The Rio Olympics may have just come to a conclusion, but you’re probably still thinking back to some of the amazing performances and thinking “how could they possibly do that?” Well, Waterloo, Ont.-based Perimeter Institute has some answers for you. It created a great series of images explaining the physics behind various sports on display at the Games. We thought it was so great, we had to show it to you here while reflecting back on the amazing success of Team Canada, winning 22 medals at the games. Full credit to PI for the images, be sure to visit its website to bone up further on your physics knowledge.
Canadian archers Crispin Duenas and Georcy-Stéphanie Thiffeault Picard represented Canada at the Rio games. With Duenas finishing in the top 20, there’s a bright future for the Canadian archers.
Meaghan Benfeito and Roseline Filion both proved their mastery of Newton’s third law with a bronze medal finish in synchronized diving. Benfeito went on to win another bronze in the individual 10m platform.
With team USA dominating across the board in gymnastics this year, it was tough for the Canadian team to showcase their angular momentum. Canadian Ellie Black managed to qualify for the all-around final, but couldn’t quite catch Simone Biles for a gold medal.
While Canadians Kelsie Ahbe and Shawnacy Barber both made it to the pole vault finals, they were not able to achieve podium results.

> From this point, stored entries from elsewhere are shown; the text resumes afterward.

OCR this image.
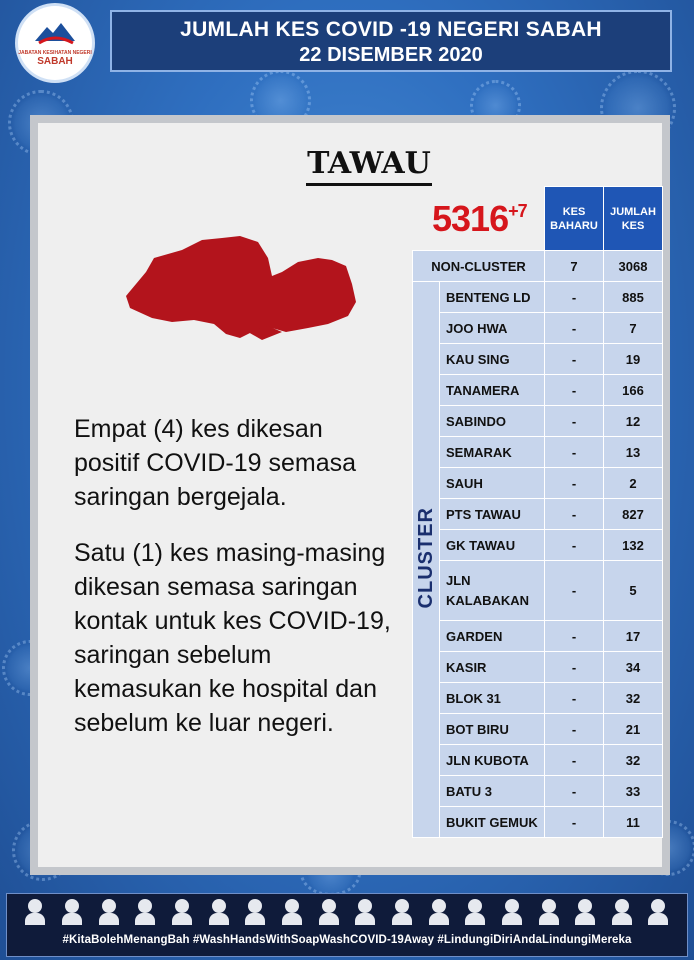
JABATAN KESIHATAN NEGERI
SABAH
JUMLAH KES COVID -19 NEGERI SABAH
22 DISEMBER 2020
TAWAU
$5316^{+7}$
Empat (4) kes dikesan
positif COVID-19 semasa
saringan bergejala.
Satu (1) kes masing-masing
dikesan semasa saringan
kontak untuk kes COVID-19,
saringan sebelum
kemasukan ke hospital dan
sebelum ke luar negeri.
		KES BAHARU	JUMLAH KES
NON-CLUSTER		7	3068
CLUSTER	BENTENG LD	-	885
	JOO HWA	-	7
	KAU SING	-	19
	TANAMERA	-	166
	SABINDO	-	12
	SEMARAK	-	13
	SAUH	-	2
	PTS TAWAU	-	827
	GK TAWAU	-	132
	JLN KALABAKAN	-	5
	GARDEN	-	17
	KASIR	-	34
	BLOK 31	-	32
	BOT BIRU	-	21
	JLN KUBOTA	-	32
	BATU 3	-	33
	BUKIT GEMUK	-	11
#KitaBolehMenangBah #WashHandsWithSoapWashCOVID-19Away #LindungiDiriAndaLindungiMereka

Instead it was Ontario-born Derek Drouin who took gold in high jump, an event that requires similar athleticism.
Although Milos Raonic did not make an appearance in Rio, Eugenie Bouchard fought hard in both the singles and doubles competitions to contend for a medal. She didn’t make it to the final, but looked solid in the opening rounds of the tournament.
Chasing Usain Bolt with everything he had, Andre De Grasse had a spectacular first Olympics in Brazil. Hard work and solid technique led the Scarborough native to two bronze medals and a silver.
Lindsay Jennerich and Patricia Obee charged for silver in the women’s lightweight double sculls. Both standing at only 1.65m tall, these two have had to overcome physical limitations to be successful in the sport of rowing.
Brianne Theisen-Eaton might not have had the strongest Javelin throw in the heptathalon competition, but her solid sprinting and long jump efforts secured her the bronze medal.
Canadian weightlifters did not win any medals in the 2016 Olympics, although Pascal Plamondon did finish third in the group B final. Marie-Ève Beauchemin-Nadeau managed to qualify for the final, finishing in eighth.
Two Canadians finished in the top 30 of the Olympic marathon this year. Lanni Marchant was 24th, while Eric Gillis was 10th. Both athletes weigh only 48kg and 58kg, proving the point laid out by Perimeter.
Rosie Maclennan is in a league of her own when it comes to trampoline. Defending her Olympic title from 2012 was a tall order, and she managed to perform.
Canada won a bronze in mountain biking, as well as in the women’s team pursuit. Georgia Simmerling, a member of the pursuit team, has competed in three Olympic games in different sports. With a background in alpine skiing and skier cross, she surely understands the science of aerodynamics.
A bronze in rugby sevens for the women’s team proves that Canada can compete on the world stage. With solid ball-handling being a key to their success, the team may be on its way to gold in 2020.